The Melkite Church at the Council: Chapter 18

Codification of Canon Law

Against the Drawing up of a Single Code for the Eastern and Western Churches

A letter addressed to His Holiness Pope Paul VI by His Beatitude Patriarch Maximos IV on November 22, 1963.

Most Holy Father:

Replying to the invitation that Your Holiness extended to us, in the course of the audience of November 11, 1963, to inform him of everything that could facilitate drawing closer to our Orthodox brethren, I, in the name of all the conciliar Fathers of our Melkite Greek patriarchate, would like to explain the following to Your Holiness:

We have learned incidentally that a campaign is presently being conducted for the drawing up of single code of canon law, which would be equally binding on the Eastern Churches as on the Latin Church. In this single code it would be considered sufficient to point out, where it was relevant, the particularities of the law that are specific for the Easterners.

We are sure that our position, and that of all ecumenists and of all those who have at heart the harmonious progress of the Christian East along its proper path, coincides with that adopted, after a long examination, by the Roman See itself, namely, the drawing up of a special code of canon law for the Eastern Churches.

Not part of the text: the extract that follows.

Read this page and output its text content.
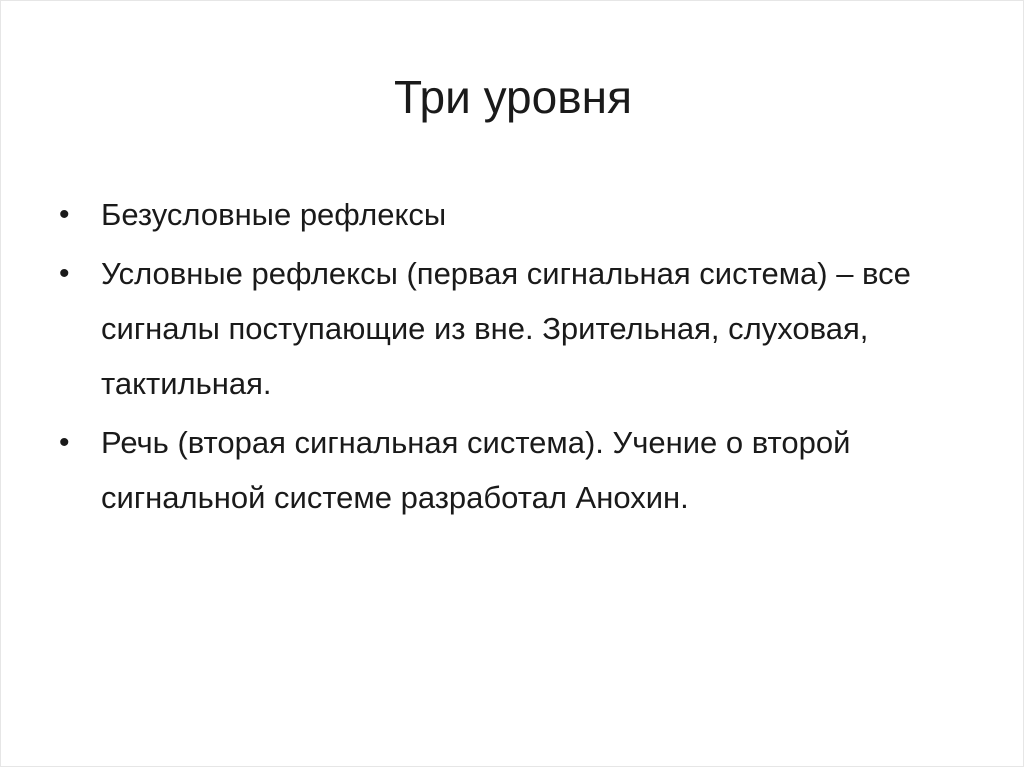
Три уровня
•	Безусловные рефлексы
•	Условные рефлексы (первая сигнальная система) – все сигналы поступающие из вне. Зрительная, слуховая, тактильная.
•	Речь (вторая сигнальная система). Учение о второй сигнальной системе разработал Анохин.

The arguments in favor of this position are the following:

1. Canon law is one of the principal and formal expressions of that “diversity in unity” that is a characteristic mark of the Catholic Church. While safeguarding the unity of faith, of the sacramental life, and of the hierarchy, the Catholic Church has always proclaimed its desire to protect entirely not only the diversity of the liturgical rites of the Christian East but also the diversity of its discipline. Well, making a single Code of law for the Eastern Churches and for the Western Church necessarily ends in the following results:

a) Either the Latin discipline will be almost entirely imposed on Easterners, which in actual fact means the pure and simple latinization of the East, against which Easterners, as well as the Holy See, have struggled for a long time;

b) Or the Latin discipline will be so prevalent in this single code that one will not be able to see in it, in any manner, the expression of the specific discipline of the East; for, in every place that the two disciplines are different, it can be foreseen that the Latin discipline will not be made to yield to the Eastern discipline, but vice versa. This will be a new—and most serious —manifestation of the latinization of the East, concerning which all those who know and love the East complain.

2. In the ecumenical dialogue, it will be truly catastrophic to show to our Orthodox brethren that the discipline which awaits them, in the unity with the Roman Church, is not theirs, but that of the Latin Church. The unification of the two codes is contrary to the ecumenical orientation of Vatican II and destroys the whole schema “On Ecumenism.”

3. The Holy See has made a considerable effort since 1929 to attempt to give the Eastern Churches a code of law that would be as consistent as possible with their own discipline. Cardinal Massimi, who, with Cardinal Coussa, has labored the hardest in this work, said to our late predecessor, Patriarch Cyril IX, “I wish that when the Orthodox shall see our Eastern code, they will be able to say, ‘That is truly the discipline of our Fathers!'” It is necessary to acknowledge that, in spite of the definite good will and the immense labor that has been performed, the result has not always conformed to the expectations of the Easterners and has been accused of hybridism and latinization. This criticism will be based on much stronger grounds if a single code, with a Latin emphasis, is imposed on the Easterners.

4. Too many elements distinguish the Eastern law from the Latin one to make it possible to unite them in a single code, without sacrificing one or the other, and the law that will be sacrificed will certainly be the Eastern law. Let one think of the frequent differences in terminology, as also the institutions that pertain exclusively to the East, like those of the patriarchate, synods, rite, episcopal elections, etc. Let one think of the institutions that do not exist at all in the authentic Eastern law, like those of canons, benefices, censures latae sententiae, etc. Thus, while in Latin law one single canon suffices to regulate the patriarchal institution considered simply as an honor, in the Eastern law more than 200 canons are required to define the patriarchal institution. In contrast, in the authentic Eastern law, the treatment of “on sins and their satisfaction” can be covered in four pages. Thus, how is it possible to draw up a single code where there are such different elements?

5. Those who ask for a single code for the Eastern and the Latin Churches appear to us to be either latinizers, who wish to absorb the East, not in Catholicism but in Latinism, or Easterners with latinized mentalities, who do not realize how much harm their deviation from the authentic Eastern discipline does to the cause of growing closer to our Orthodox brethren.

For all these reasons, may Your Holiness permit us:

a.) to remain steadfast to the very wise position adopted by the Holy See, in ordering the drawing up of a special code for the Eastern Churches;

b.) to desire ardently that this special code for the Eastern Churches be reviewed to make it even more consistent with the authentic Eastern discipline;

c.) that this code be written according to authentically Eastern criteria, by competent jurists chosen among non-latinized Easterners, Latins friendly to the East, and ecumenists;

d.) that this question be not treated in the hall of the council, since many Fathers of the council are not aware of the gravity of the problem.